French banks cut lending by $200 billion in fourth quarter - BIS
LONDON (Reuters) - French banks cut their overseas lending by almost $200 billion (130 billion pounds) in the final quarter of last year, adding to an even sharper retreat in the previous three months and highlighting the scale of their loan pull-back, international lending data show.
The Bank for International Settlements (BIS), which charts cross-border borrowing around the world, said French banks cut their cross-border lending by $197 billion in the fourth quarter, or 5.3 percent.
That followed an even steeper drop of 7.1 percent in the previous quarter, the sharpest fall by French banks for at least 12 years, the BIS said.
BNP Paribas (BNPP.PA), Societe Generale (SOGN.PA) and others in France and around Europe are shrinking their loan books to meet tougher rules on capital requirements. But the pace of shrinking, or "deleveraging", is raising concern it will choke off Europe's recovery attempts.

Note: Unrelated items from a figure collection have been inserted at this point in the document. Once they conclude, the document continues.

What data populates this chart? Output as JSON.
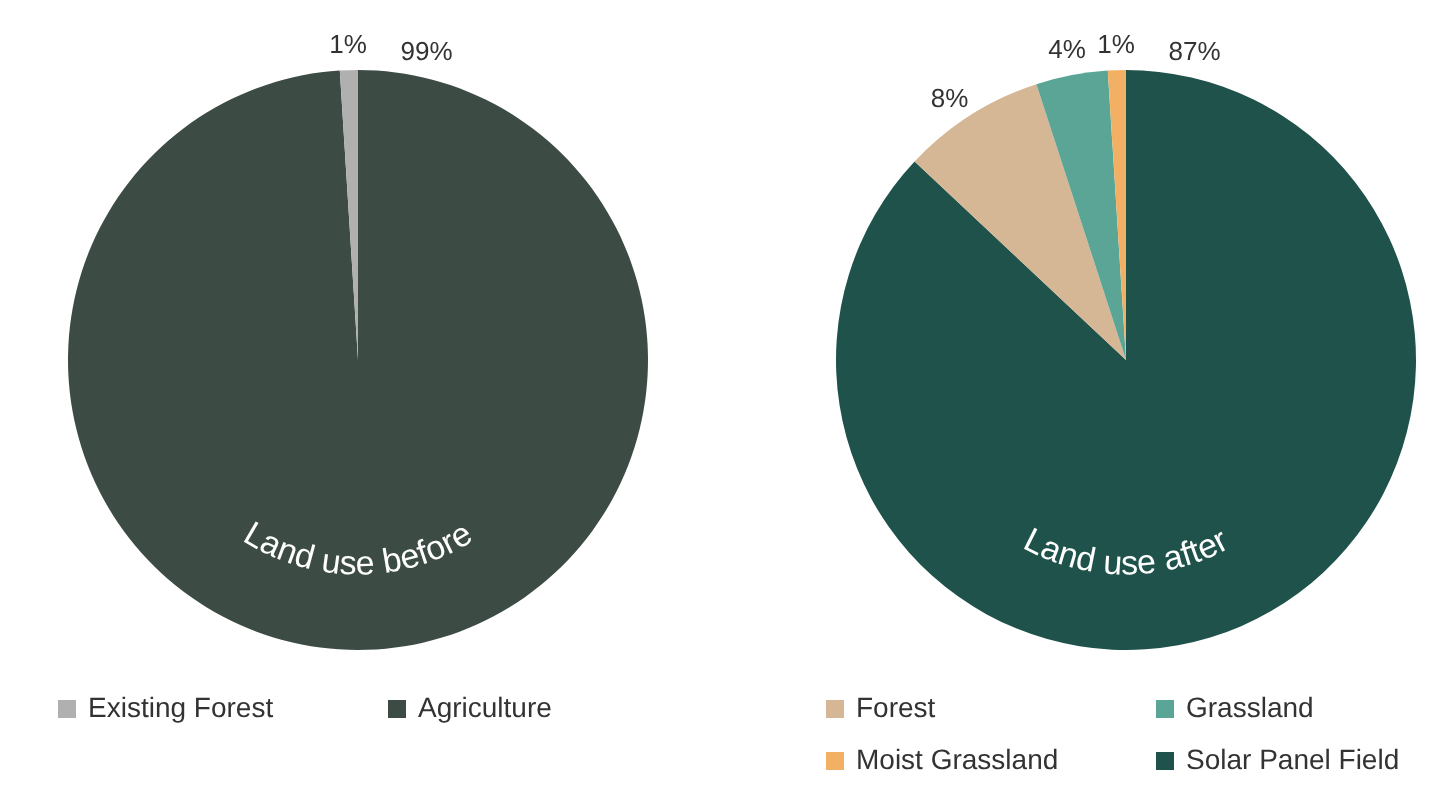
{
  "chart_data": [
    {
      "type": "pie",
      "title": "Land use before",
      "categories": [
        "Existing Forest",
        "Agriculture"
      ],
      "values": [
        1,
        99
      ],
      "value_labels": [
        "1%",
        "99%"
      ],
      "colors": [
        "#b0b0b0",
        "#3c4c44"
      ],
      "legend": "bottom"
    },
    {
      "type": "pie",
      "title": "Land use after",
      "categories": [
        "Forest",
        "Grassland",
        "Moist Grassland",
        "Solar Panel Field"
      ],
      "values": [
        8,
        4,
        1,
        87
      ],
      "value_labels": [
        "8%",
        "4%",
        "1%",
        "87%"
      ],
      "colors": [
        "#d5b795",
        "#5aa595",
        "#f2b064",
        "#1e524a"
      ],
      "legend": "bottom"
    }
  ]
}
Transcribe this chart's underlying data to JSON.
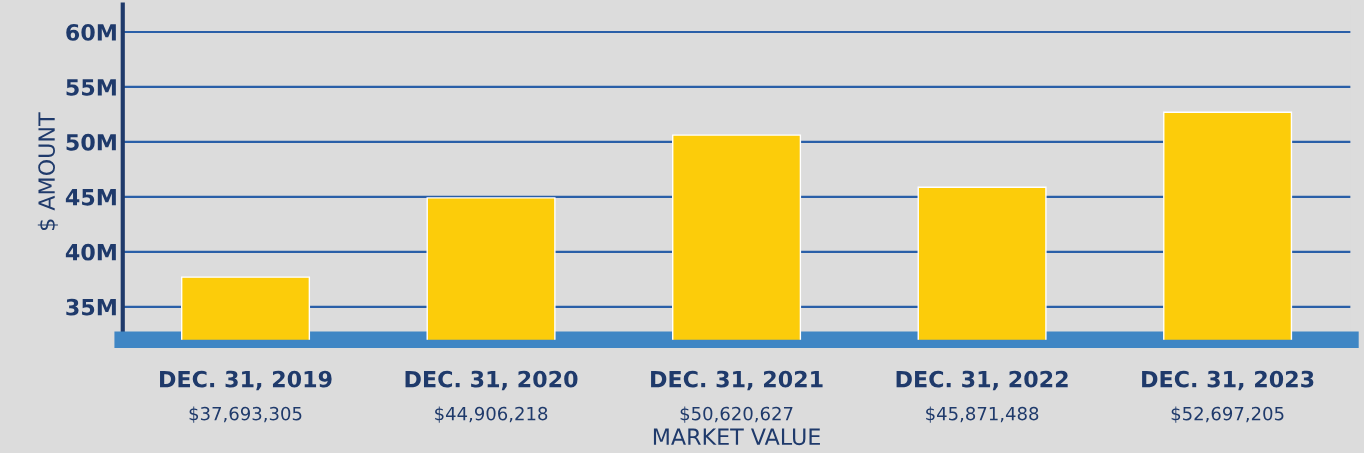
{
  "chart_data": {
    "type": "bar",
    "xlabel": "MARKET VALUE",
    "ylabel": "$ AMOUNT",
    "categories": [
      "DEC. 31, 2019",
      "DEC. 31, 2020",
      "DEC. 31, 2021",
      "DEC. 31, 2022",
      "DEC. 31, 2023"
    ],
    "values": [
      37693305,
      44906218,
      50620627,
      45871488,
      52697205
    ],
    "value_labels": [
      "$37,693,305",
      "$44,906,218",
      "$50,620,627",
      "$45,871,488",
      "$52,697,205"
    ],
    "color": "#fccc0a",
    "ylim": [
      32000000,
      62500000
    ],
    "yticks": [
      {
        "value": 35000000,
        "label": "35M"
      },
      {
        "value": 40000000,
        "label": "40M"
      },
      {
        "value": 45000000,
        "label": "45M"
      },
      {
        "value": 50000000,
        "label": "50M"
      },
      {
        "value": 55000000,
        "label": "55M"
      },
      {
        "value": 60000000,
        "label": "60M"
      }
    ],
    "grid": "y"
  }
}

Global lending by banks fell $799 billion in the fourth quarter, or 2.5 percent, the biggest fall since the drop seen after the collapse of U.S. investment bank Lehman Brothers three years ago, the BIS data show.
It was led by deleveraging by banks based in the euro zone, which cut lending by $584 billion in the fourth quarter, or 4.7 percent.
In addition to the French lending retreat, there were also steep drops by banks in Spain ($35 billion, or 5.3 percent), Germany ($181 billion, or 4.7 percent) and Italy ($32 billion, or 3.5 percent), the BIS data show.
Most of the contraction was in lending to other banks, which accounted for $637 billion of the global decline, as international banks cut loans to banks in the euro zone. Lending to companies and other non-banks dropped by $162 billion.